L’agriculture, et l’élevage, liés à d’autres épidémies?

Plus que l’agriculture, c’est le commerce, le transport et la mobilité qui sont responsables de la plupart des dernières crises. Ebola a été identifiée dès 1976, mais ce n’est qu’en 2014 que ce virus a atteint le stade d’épidémie majeure, en se propageant par des routes et des moyens de communication jusque-là inexistants. Le cas de la dengue est lui aussi emblématique. L’ouverture du canal de Suez au milieu de XIXe siècle a permis à une population de moustiques du bassin méditerranéen de rejoindre l’Asie du Sud-Est où elle s’est révélée être un vecteur très efficace d’un virus local.

Une région propice?

L’Asie du Sud-Est fait partie des centres mondiaux de biodiversité, comme l’Amazonie ou l’Afrique centrale. Mais cette région, contrairement aux deux autres, est densément peuplée, avec une dynamique économique très forte, qui entraîne des pressions sur l’environnement. Avec cette activité, des échanges importants, et une forte biodiversité, vous augmentez donc les chances d’échanges potentiels entre les virus et leurs hôtes.

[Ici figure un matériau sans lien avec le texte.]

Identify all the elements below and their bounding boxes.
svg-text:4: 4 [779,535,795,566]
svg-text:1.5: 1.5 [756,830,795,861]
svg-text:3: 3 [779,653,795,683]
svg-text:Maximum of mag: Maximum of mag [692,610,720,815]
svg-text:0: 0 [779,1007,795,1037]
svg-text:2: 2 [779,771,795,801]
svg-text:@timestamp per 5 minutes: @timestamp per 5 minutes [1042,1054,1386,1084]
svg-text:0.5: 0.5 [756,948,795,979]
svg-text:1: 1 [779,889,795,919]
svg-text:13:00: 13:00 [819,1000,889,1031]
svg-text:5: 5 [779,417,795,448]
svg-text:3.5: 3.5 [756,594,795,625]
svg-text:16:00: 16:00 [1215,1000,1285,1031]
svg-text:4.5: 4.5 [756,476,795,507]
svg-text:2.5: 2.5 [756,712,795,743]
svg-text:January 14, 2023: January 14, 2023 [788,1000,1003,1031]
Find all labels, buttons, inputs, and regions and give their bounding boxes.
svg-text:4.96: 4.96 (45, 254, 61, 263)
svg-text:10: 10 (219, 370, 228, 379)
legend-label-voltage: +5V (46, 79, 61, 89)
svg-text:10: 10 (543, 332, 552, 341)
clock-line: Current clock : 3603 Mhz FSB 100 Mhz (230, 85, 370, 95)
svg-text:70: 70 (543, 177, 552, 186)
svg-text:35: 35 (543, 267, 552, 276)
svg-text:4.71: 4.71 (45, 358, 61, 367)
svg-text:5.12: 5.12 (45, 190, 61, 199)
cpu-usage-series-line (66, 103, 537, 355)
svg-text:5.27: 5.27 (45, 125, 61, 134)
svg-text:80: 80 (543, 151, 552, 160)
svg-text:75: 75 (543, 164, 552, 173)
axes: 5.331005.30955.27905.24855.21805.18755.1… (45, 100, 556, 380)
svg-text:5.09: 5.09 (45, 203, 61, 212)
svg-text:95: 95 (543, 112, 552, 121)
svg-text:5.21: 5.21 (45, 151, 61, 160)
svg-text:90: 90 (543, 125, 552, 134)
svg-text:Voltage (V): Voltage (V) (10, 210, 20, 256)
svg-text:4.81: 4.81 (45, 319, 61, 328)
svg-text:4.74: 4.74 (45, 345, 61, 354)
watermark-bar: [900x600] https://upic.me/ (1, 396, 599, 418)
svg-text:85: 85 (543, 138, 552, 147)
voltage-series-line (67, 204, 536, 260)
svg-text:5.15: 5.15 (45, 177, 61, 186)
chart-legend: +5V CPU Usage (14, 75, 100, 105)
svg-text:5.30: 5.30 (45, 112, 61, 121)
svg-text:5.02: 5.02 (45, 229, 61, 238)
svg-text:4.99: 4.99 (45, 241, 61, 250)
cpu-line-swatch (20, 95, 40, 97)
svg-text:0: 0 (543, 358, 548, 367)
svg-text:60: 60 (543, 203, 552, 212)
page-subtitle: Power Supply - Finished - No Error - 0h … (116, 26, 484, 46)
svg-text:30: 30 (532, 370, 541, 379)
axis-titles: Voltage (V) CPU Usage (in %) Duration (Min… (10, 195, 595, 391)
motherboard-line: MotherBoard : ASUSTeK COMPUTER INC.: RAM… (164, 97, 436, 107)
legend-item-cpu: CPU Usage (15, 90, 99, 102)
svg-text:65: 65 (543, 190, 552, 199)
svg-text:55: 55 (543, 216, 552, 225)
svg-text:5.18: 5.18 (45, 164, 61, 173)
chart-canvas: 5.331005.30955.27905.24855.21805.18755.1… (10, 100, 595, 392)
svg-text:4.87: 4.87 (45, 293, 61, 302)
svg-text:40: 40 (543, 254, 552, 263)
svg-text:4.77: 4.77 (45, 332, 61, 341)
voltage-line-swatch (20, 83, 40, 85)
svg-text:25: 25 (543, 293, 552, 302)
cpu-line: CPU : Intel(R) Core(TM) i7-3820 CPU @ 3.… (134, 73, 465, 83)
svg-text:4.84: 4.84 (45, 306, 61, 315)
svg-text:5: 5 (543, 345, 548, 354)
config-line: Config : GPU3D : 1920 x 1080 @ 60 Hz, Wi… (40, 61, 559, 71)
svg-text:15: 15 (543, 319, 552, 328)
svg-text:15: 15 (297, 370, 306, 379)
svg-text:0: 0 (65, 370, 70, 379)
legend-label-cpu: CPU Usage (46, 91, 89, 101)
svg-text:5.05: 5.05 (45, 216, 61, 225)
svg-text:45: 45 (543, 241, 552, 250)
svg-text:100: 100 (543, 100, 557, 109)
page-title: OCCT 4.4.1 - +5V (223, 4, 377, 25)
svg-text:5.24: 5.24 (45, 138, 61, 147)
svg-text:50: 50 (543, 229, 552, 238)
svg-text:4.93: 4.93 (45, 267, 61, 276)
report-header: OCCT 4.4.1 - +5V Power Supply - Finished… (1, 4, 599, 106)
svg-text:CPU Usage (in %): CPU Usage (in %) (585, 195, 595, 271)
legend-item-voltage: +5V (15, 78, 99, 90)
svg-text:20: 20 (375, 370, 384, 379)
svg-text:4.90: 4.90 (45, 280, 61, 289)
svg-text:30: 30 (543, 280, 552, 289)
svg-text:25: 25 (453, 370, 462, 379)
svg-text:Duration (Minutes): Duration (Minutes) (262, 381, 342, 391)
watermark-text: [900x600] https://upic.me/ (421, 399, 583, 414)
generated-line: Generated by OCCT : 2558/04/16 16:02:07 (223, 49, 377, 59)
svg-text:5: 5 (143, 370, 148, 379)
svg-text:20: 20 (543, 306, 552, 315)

Ne pas reproduire l’échec du SRAS!

Demain, après la crise, il faudra réglementer les marchés d’animaux vivants, avec des infrastructures adaptées, des systèmes d’isolement et une traçabilité, mais il faudra aussi réglementer la consommation d’animaux sauvages, et interdire certaines médecines traditionnelles. ll n’est cependant pas possible de changer les traditions brutalement, avertit encore l’expert français. «Pour toutes ces réformes, nous aurons donc besoin d’économistes, et de sociologues, qui pourront donner à ces changements des formes acceptables pour la population. Au risque, dans le cas contraire, de reproduire l’échec du SRAS, qui n’a conduit à aucun changement politique majeur.»